The analysis warrants reading, but is not the true linchpin on which this decision hinges.  The regulatory and statutory decisions are necessary preludes to reaching a constitutional issue.

First Amendment Compelled Speech:  In another example of the growing complexity of the issue, the majority of the court of appeals panel vacated the rule at a higher plane – the First Amendment to the United States Constitution.  Appellants argued that the requirement that a company describe its products as not “DRC conflict free” in the report it files with the SEC and posting that report on its website unconstitutionally compels speech.  Here, again, the court is faced with categorizing speech under the First Amendment:

  • factual statements under rational basis to avoid consumer deception (or perhaps misrepresentation or fraud) under Zauderer, as contrasted with
  • intermediate scrutiny of commercial speech under Central Hudson’s requirement that the government show a substantial government interest that is directly and materially advanced by the restriction; and the restriction is narrowly tailored (and as to this last the SEC provided no evidence), or
  • strict scrutiny of any other compelled speech, particularly compelled speech with some ideological value.

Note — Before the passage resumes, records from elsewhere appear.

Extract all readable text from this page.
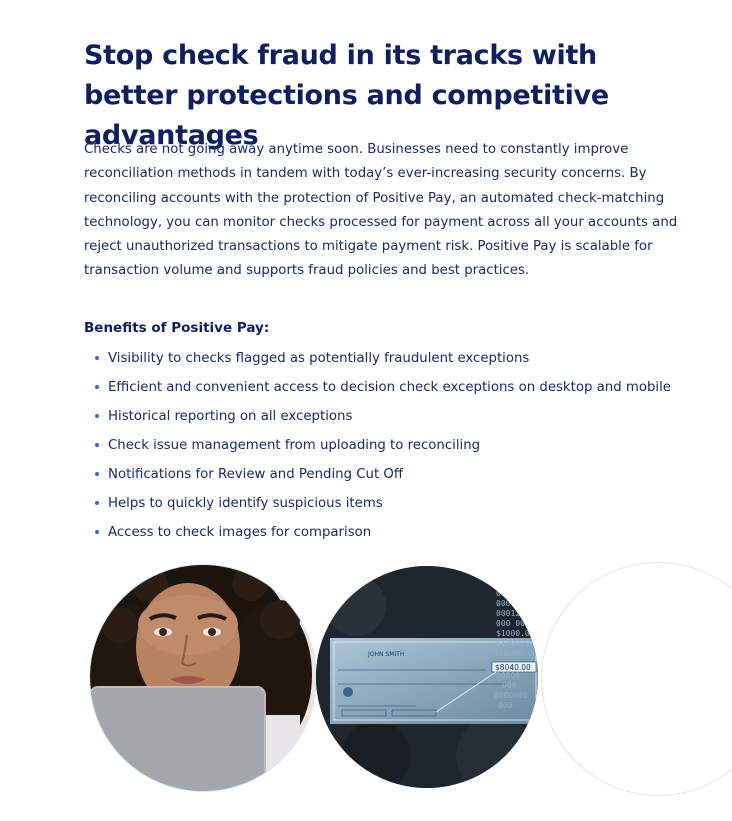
Stop check fraud in its tracks with better protections and competitive advantages

Checks are not going away anytime soon. Businesses need to constantly improve reconciliation methods in tandem with today’s ever-increasing security concerns. By reconciling accounts with the protection of Positive Pay, an automated check-matching technology, you can monitor checks processed for payment across all your accounts and reject unauthorized transactions to mitigate payment risk. Positive Pay is scalable for transaction volume and supports fraud policies and best practices.

Benefits of Positive Pay:

Visibility to checks flagged as potentially fraudulent exceptions
Efficient and convenient access to decision check exceptions on desktop and mobile
Historical reporting on all exceptions
Check issue management from uploading to reconciling
Notifications for Review and Pending Cut Off
Helps to quickly identify suspicious items
Access to check images for comparison
JOHN SMITH
$8040.00
0000
00003
000120
000 00
$1000.00
$1000.00
$20000.00
00000
000
0000000
000
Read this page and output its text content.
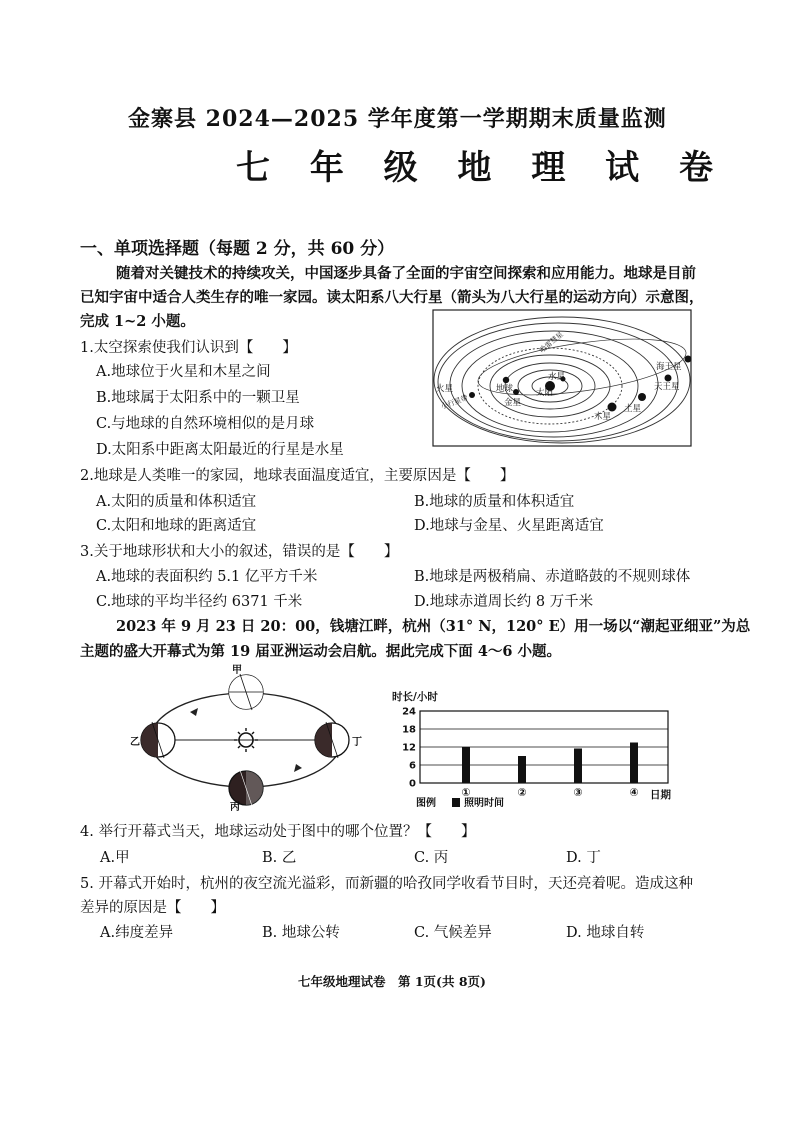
金寨县 2024—2025 学年度第一学期期末质量监测
七 年 级 地 理 试 卷
一、单项选择题（每题 2 分，共 60 分）
随着对关键技术的持续攻关，中国逐步具备了全面的宇宙空间探索和应用能力。地球是目前
已知宇宙中适合人类生存的唯一家园。读太阳系八大行星（箭头为八大行星的运动方向）示意图，
完成 1~2 小题。
1.太空探索使我们认识到【　　】
A.地球位于火星和木星之间
B.地球属于太阳系中的一颗卫星
C.与地球的自然环境相似的是月球
D.太阳系中距离太阳最近的行星是水星
水星
太阳
金星
地球
火星
木星
土星
天王星
海王星
小行星带
哈雷彗星
2.地球是人类唯一的家园，地球表面温度适宜，主要原因是【　　】
A.太阳的质量和体积适宜	B.地球的质量和体积适宜
C.太阳和地球的距离适宜	D.地球与金星、火星距离适宜
3.关于地球形状和大小的叙述，错误的是【　　】
A.地球的表面积约 5.1 亿平方千米	B.地球是两极稍扁、赤道略鼓的不规则球体
C.地球的平均半径约 6371 千米	D.地球赤道周长约 8 万千米
2023 年 9 月 23 日 20：00，钱塘江畔，杭州（31° N，120° E）用一场以“潮起亚细亚”为总
主题的盛大开幕式为第 19 届亚洲运动会启航。据此完成下面 4～6 小题。
甲
乙	丁
丙
时长/小时
0
6
12
18
24
①	②	③	④ 日期
图例	照明时间
4. 举行开幕式当天，地球运动处于图中的哪个位置？【　　】
A.甲	B. 乙	C. 丙	D. 丁
5. 开幕式开始时，杭州的夜空流光溢彩，而新疆的哈孜同学收看节目时，天还亮着呢。造成这种
差异的原因是【　　】
A.纬度差异	B. 地球公转	C. 气候差异	D. 地球自转
七年级地理试卷　第 1页(共 8页)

The court gently, but clearly, interpreted the statement being compelled:

At all events, it is far from clear that the description at issue – whether a product is “conflict free” – is factual and non-ideological.  Products and minerals do not fight conflicts.  The label “conflict free” is a metaphor that conveys moral responsibility for the Congo war.  It requires an issuer to tell consumers that its products are ethically tainted, even if they only indirectly finance armed groups.  An issuer, including an issuer who condemns the atrocities of the Congo war in the strongest terms, may disagree with that assessment of its moral responsibility.  And it may convey that “message” through “silence.”  ….  By compelling an issuer to confess blood on its hands, the statute interferes with that exercise of the freedom of speech under the First Amendment.

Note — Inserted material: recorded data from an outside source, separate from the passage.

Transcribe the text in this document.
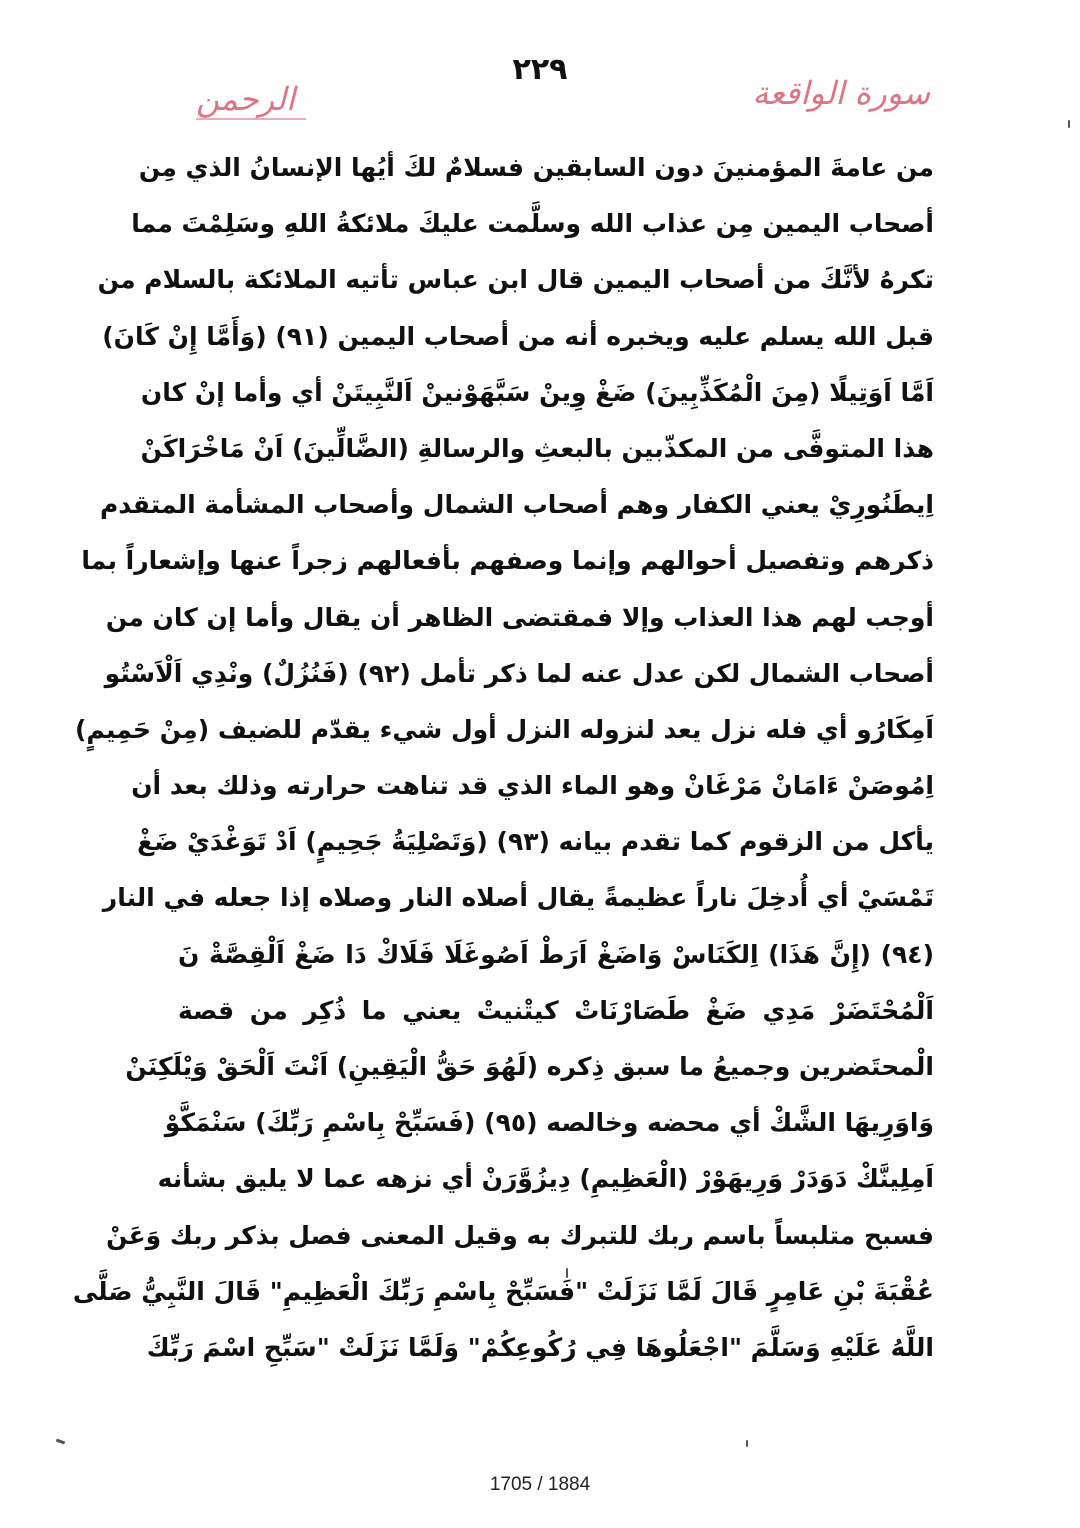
٢٢٩
سورة الواقعة
الرحمن
من عامةَ المؤمنينَ دون السابقين فسلامٌ لكَ أيُها الإنسانُ الذي مِن
أصحاب اليمين مِن عذاب الله وسلَّمت عليكَ ملائكةُ اللهِ وسَلِمْتَ مما
تكرهُ لأنَّكَ من أصحاب اليمين قال ابن عباس تأتيه الملائكة بالسلام من
قبل الله يسلم عليه ويخبره أنه من أصحاب اليمين (٩١) (وَأَمَّا إِنْ كَانَ)
اَمَّا اَوَتِيلًا (مِنَ الْمُكَذِّبِينَ) ضَغْ وِينْ سَبَّهَوْنينْ اَلنَّبِيتَنْ أي وأما إنْ كان
هذا المتوفَّى من المكذّبين بالبعثِ والرسالةِ (الضَّالِّينَ) اَنْ مَاخْرَاكَنْ
اِيطَنُورِيْ يعني الكفار وهم أصحاب الشمال وأصحاب المشأمة المتقدم
ذكرهم وتفصيل أحوالهم وإنما وصفهم بأفعالهم زجراً عنها وإشعاراً بما
أوجب لهم هذا العذاب وإلا فمقتضى الظاهر أن يقال وأما إن كان من
أصحاب الشمال لكن عدل عنه لما ذكر تأمل (٩٢) (فَنُزُلٌ) ونْدِي اَلْاَسْتُو
اَمِكَارُو أي فله نزل يعد لنزوله النزل أول شيء يقدّم للضيف (مِنْ حَمِيمٍ)
اِمُوصَنْ ءَامَانْ مَرْغَانْ وهو الماء الذي قد تناهت حرارته وذلك بعد أن
يأكل من الزقوم كما تقدم بيانه (٩٣) (وَتَصْلِيَةُ جَحِيمٍ) اَدْ تَوَغْدَيْ ضَغْ
تَمْسَيْ أي أُدخِلَ ناراً عظيمةً يقال أصلاه النار وصلاه إذا جعله في النار
(٩٤) (إِنَّ هَذَا) اِلكَنَاسْ وَاضَغْ اَرَطْ اَصُوغَلَا فَلَاكْ دَا ضَغْ اَلْقِصَّةْ نَ
اَلْمُحْتَضَرْ مَدِي ضَغْ طَصَارْنَاتْ كيتْنيتْ يعني ما ذُكِر من قصة
الْمحتَضرين وجميعُ ما سبق ذِكره (لَهُوَ حَقُّ الْيَقِينِ) اَنْتَ اَلْحَقْ وَيْلَكِنَنْ
وَاوَرِيهَا الشَّكْ أي محضه وخالصه (٩٥) (فَسَبِّحْ بِاسْمِ رَبِّكَ) سَنْمَكَّوْ
اَمِلِينَّكْ دَوَدَرْ وَرِيهَوْرْ (الْعَظِيمِ) دِيزُوَّرَنْ أي نزهه عما لا يليق بشأنه
فسبح متلبساً باسم ربك للتبرك به وقيل المعنى فصل بذكر ربك وَعَنْ
عُقْبَةَ بْنِ عَامِرٍ قَالَ لَمَّا نَزَلَتْ "فَسَبِّحْ بِاسْمِ رَبِّكَ الْعَظِيمِ" قَالَ النَّبِيُّ صَلَّى
اللَّهُ عَلَيْهِ وَسَلَّمَ "اجْعَلُوهَا فِي رُكُوعِكُمْ" وَلَمَّا نَزَلَتْ "سَبِّحِ اسْمَ رَبِّكَ
1705 / 1884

For that reason, the court struck down both the specific underlying Dodd-Frank provision and the SEC’s final rule “to the extent the statute and rule require regulated entities to report to the Commission and to state on their website that any of their products have “not been found to be ‘DRC conflict free.’””

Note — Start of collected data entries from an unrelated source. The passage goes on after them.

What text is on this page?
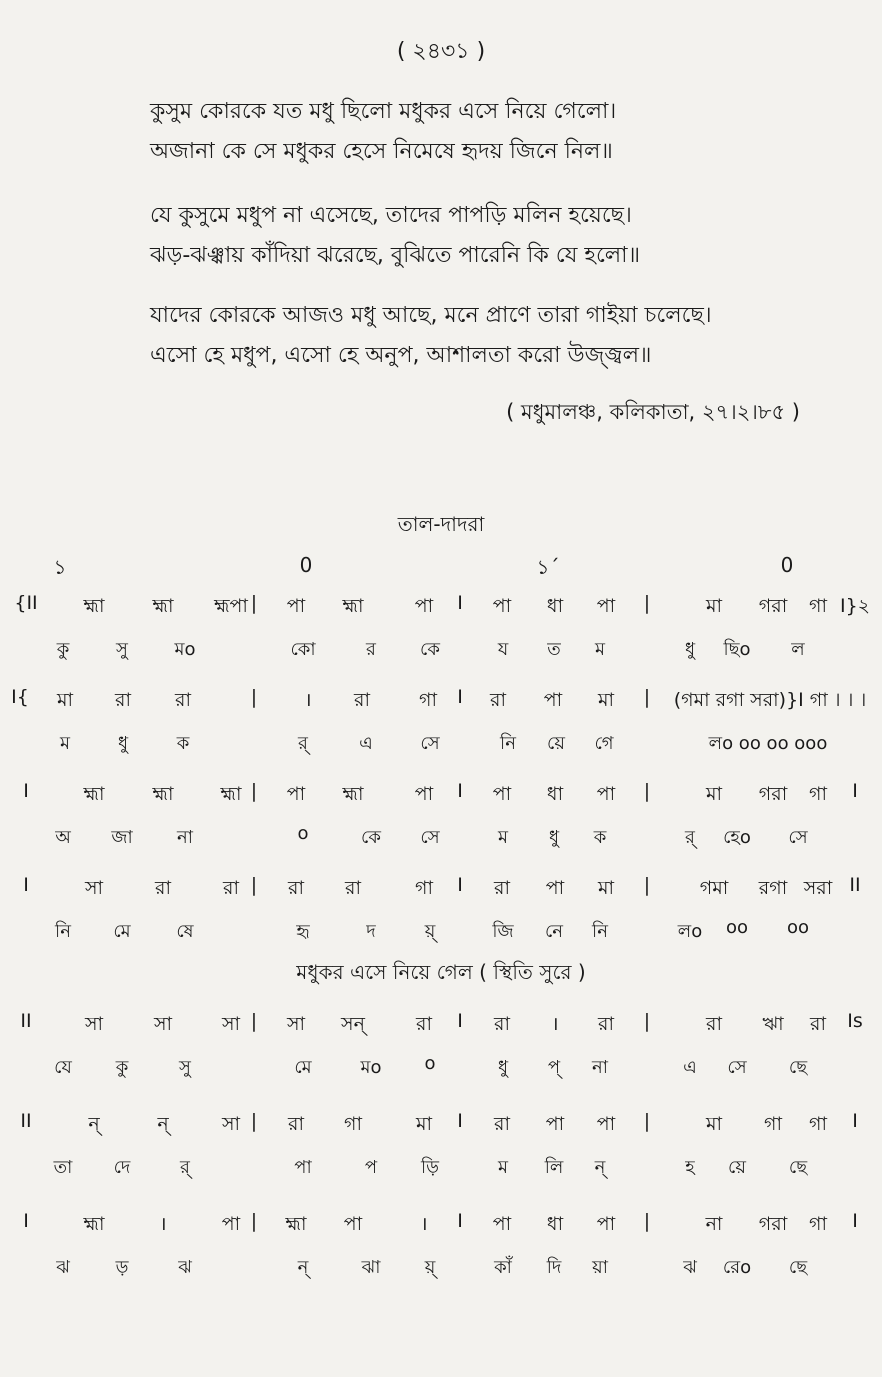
( ২৪৩১ )
কুসুম কোরকে যত মধু ছিলো মধুকর এসে নিয়ে গেলো।
অজানা কে সে মধুকর হেসে নিমেষে হৃদয় জিনে নিল॥
যে কুসুমে মধুপ না এসেছে, তাদের পাপড়ি মলিন হয়েছে।
ঝড়-ঝঞ্ঝায় কাঁদিয়া ঝরেছে, বুঝিতে পারেনি কি যে হলো॥
যাদের কোরকে আজও মধু আছে, মনে প্রাণে তারা গাইয়া চলেছে।
এসো হে মধুপ, এসো হে অনুপ, আশালতা করো উজ্জ্বল॥
( মধুমালঞ্চ, কলিকাতা, ২৭।২।৮৫ )
তাল-দাদরা
১	0	১´	0
মধুকর এসে নিয়ে গেল ( স্থিতি সুরে )
{II হ্মা	হ্মা হ্মপা | পা হ্মা	পা I পা ধা পা |	মা গরা গা I}২
কু	সু	মo	কো	র কে	য ত ম	ধু ছিo ল
I{ মা রা রা	| । রা	গা I রা পা মা | (গমা রগা সরা)}I গা । । ।
ম	ধু	ক	র্	এ	সে	নি য়ে গে	লo oo oo ooo
I	হ্মা	হ্মা হ্মা | পা হ্মা	পা I পা ধা পা |	মা গরা গা I
অ জা না	o	কে সে	ম ধু ক	র্ হেo সে
I	সা	রা	রা | রা রা	গা I রা পা মা |	গমা রগা সরা II
নি মে	ষে	হৃ	দ	য়্	জি নে নি	লo oo oo
II	সা	সা	সা | সা সন্	রা I রা । রা |	রা ঋা রা Is
যে কু	সু	মে	মo o	ধু প্ না	এ সে ছে
II	ন্	ন্	সা | রা গা	মা I রা পা পা |	মা গা গা I
তা দে	র্	পা	প ড়ি	ম লি ন্	হ য়ে ছে
I	হ্মা	।	পা | হ্মা পা	। I পা ধা পা |	না গরা গা I
ঝ	ড়	ঝ	ন্	ঝা য়্	কাঁ দি য়া	ঝ রেo ছে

Dissent & Another Consideration of the Problem:  If this linchpin does not sound vaguely familiar, the dissent provides the answer.  Judge Srinivasan, noting that the court of appeals had already ordered argument en banc rehearing of American Meat Institute v. Department of Agriculture, at that panel’s suggestion, and of which he was a member, suggests that the better course was to sever the administrative law and statutory issues and decide them as the panel did, but to hold the issues on the ultimate First Amendment claim in abeyance pending resolution of the en banc case.  That separate procedural issue, freighted with the court’s own stare decisis (Lat: “to stand by things decided”) and interlocking panels, may well lead to en banc consideration of this case as well – at the behest of a judge of the court or upon motion of a party.  Perhaps a stay of the statute (and dependent stay of the rule) is appropriate, and further orders may yet issue.